They’ve a twinkle in their eye and a tongue in their cheek – all their glammy hippy stomp needs is you
“Foxygen is Sam France, Rado and whoever the fuck else we think is glamorous,” reads the New Yorkers’ Facebook blurb. Now, it might seem slightly silly to reference the social media page of a band who deliberately drench themselves in ’60s mysticism, but from these 14 words you can get a pretty good sense of what they’re all about. Sure, there’s an element of humour here – hell, you’d have to be the most intolerable twats on Earth to call your album ‘We Are The 21st Century Ambassadors of Peace & Magic’ without having a slight twinkle in your eye – but this band are no joke. From their unhinged live shows to the knowingly freewheelin’, free-lovin’ and absolutely ridiculous record title, Foxygen clearly breathe these vibes through every glamorous pore.
‘…Peace & Magic’ marks the duo out as genuine oddities, music makers full of irreverence, wit, silliness, wild experimentalism, genuine musical brilliance and weirdness. If that sounds like an incomprehensible mix, that’ll be because Foxygen see things differently to pretty much every other band around right now. Each track on this, their first full-length record following 2011 EP ‘Take The Kids Off Broadway’, combines about five tracks in one and laces each with lyrics seemingly plucked from the warped mind of an acid-soaked Mad Hatter.

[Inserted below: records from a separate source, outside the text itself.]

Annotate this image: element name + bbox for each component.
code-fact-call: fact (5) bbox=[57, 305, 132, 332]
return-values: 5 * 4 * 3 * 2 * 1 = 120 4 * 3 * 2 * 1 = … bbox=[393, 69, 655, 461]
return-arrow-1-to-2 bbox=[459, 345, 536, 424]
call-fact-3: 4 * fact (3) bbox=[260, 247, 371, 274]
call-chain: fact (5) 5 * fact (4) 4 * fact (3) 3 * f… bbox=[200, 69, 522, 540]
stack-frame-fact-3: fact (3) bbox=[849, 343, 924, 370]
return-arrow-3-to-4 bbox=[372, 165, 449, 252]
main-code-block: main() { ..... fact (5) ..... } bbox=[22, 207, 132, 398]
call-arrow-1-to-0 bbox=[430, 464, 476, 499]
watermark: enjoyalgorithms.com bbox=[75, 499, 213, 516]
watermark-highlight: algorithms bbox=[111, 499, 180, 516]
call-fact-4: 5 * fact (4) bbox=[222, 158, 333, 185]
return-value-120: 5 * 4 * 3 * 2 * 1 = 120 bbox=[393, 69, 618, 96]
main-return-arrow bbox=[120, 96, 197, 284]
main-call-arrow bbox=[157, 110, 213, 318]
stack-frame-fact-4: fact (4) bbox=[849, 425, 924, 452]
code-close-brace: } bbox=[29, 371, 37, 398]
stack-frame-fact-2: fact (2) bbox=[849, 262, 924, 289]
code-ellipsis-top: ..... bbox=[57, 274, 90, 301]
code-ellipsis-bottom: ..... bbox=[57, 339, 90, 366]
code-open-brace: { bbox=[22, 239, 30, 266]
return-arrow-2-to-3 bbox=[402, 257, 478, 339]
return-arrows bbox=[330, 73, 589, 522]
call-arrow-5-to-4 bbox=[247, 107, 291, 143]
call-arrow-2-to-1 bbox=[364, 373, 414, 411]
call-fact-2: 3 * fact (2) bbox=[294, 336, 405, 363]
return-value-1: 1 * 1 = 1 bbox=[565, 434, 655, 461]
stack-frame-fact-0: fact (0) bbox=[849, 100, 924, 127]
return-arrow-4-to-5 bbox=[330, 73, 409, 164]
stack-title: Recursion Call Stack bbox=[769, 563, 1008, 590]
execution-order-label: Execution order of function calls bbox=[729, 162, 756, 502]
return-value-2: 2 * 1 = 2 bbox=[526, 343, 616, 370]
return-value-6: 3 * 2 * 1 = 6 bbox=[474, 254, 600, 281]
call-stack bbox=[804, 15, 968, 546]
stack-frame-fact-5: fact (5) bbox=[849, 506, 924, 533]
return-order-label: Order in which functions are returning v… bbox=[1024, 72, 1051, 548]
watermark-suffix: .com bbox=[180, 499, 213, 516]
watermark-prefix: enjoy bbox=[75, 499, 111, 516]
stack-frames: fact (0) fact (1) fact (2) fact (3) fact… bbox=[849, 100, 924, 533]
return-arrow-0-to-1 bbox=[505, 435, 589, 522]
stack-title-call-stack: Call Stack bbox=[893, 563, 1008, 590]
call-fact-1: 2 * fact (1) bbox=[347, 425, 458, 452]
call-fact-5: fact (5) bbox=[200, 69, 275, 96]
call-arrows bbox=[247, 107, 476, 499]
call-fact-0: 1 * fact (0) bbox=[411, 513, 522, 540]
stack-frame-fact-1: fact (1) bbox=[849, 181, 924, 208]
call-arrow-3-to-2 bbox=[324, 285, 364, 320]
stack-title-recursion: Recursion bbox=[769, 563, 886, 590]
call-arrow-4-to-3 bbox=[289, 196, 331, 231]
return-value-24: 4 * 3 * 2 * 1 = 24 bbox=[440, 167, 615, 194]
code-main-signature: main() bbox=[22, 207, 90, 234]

It should be a complete mess, yet somehow, it isn’t. Or if it is, then it’s a really bloody enjoyable one. ‘Shuggie’ morphs from a sensual slice of lounge music to a choral glam-rock stomp and back again, before briefly descending into instrumental funk and re-emerging as a joyous, hippy singalong. ‘Oh Yeah’, meanwhile, manages to rhyme “arms and legs” with “bacon and eggs” while sounding, in parts, like Jagger fronting ‘Pound For Pound’-era Royal Trux and, in other parts, like the twisted best bits of MGMT.
Then there’s the title track, a mind-bending floorfiller that pits ’60s wig-outs against a load of nonsensical, unhinged yelps. And ‘San Francisco’, which floats by on a twinkle of flutes and xylophones, with France’s vocal as smooth as a doe-eyed crooner as he serenades a girl whose eyes are “like a cup of tea”. It’s almost narcotically mellow, the kind of song that’s best listened to in a blissed-out, summer fug – preferably while making daisy chains and staring at clouds shaped like woodland animals. Clearly, this is excellent.
In ‘…Peace & Magic’, then, Foxygen have managed to spray every shade from their bizarre, Technicolor imaginations onto a record that bursts with lovable eccentricities, but never tries too hard. In the gloom of January, surely we could all do with a touch more glamour.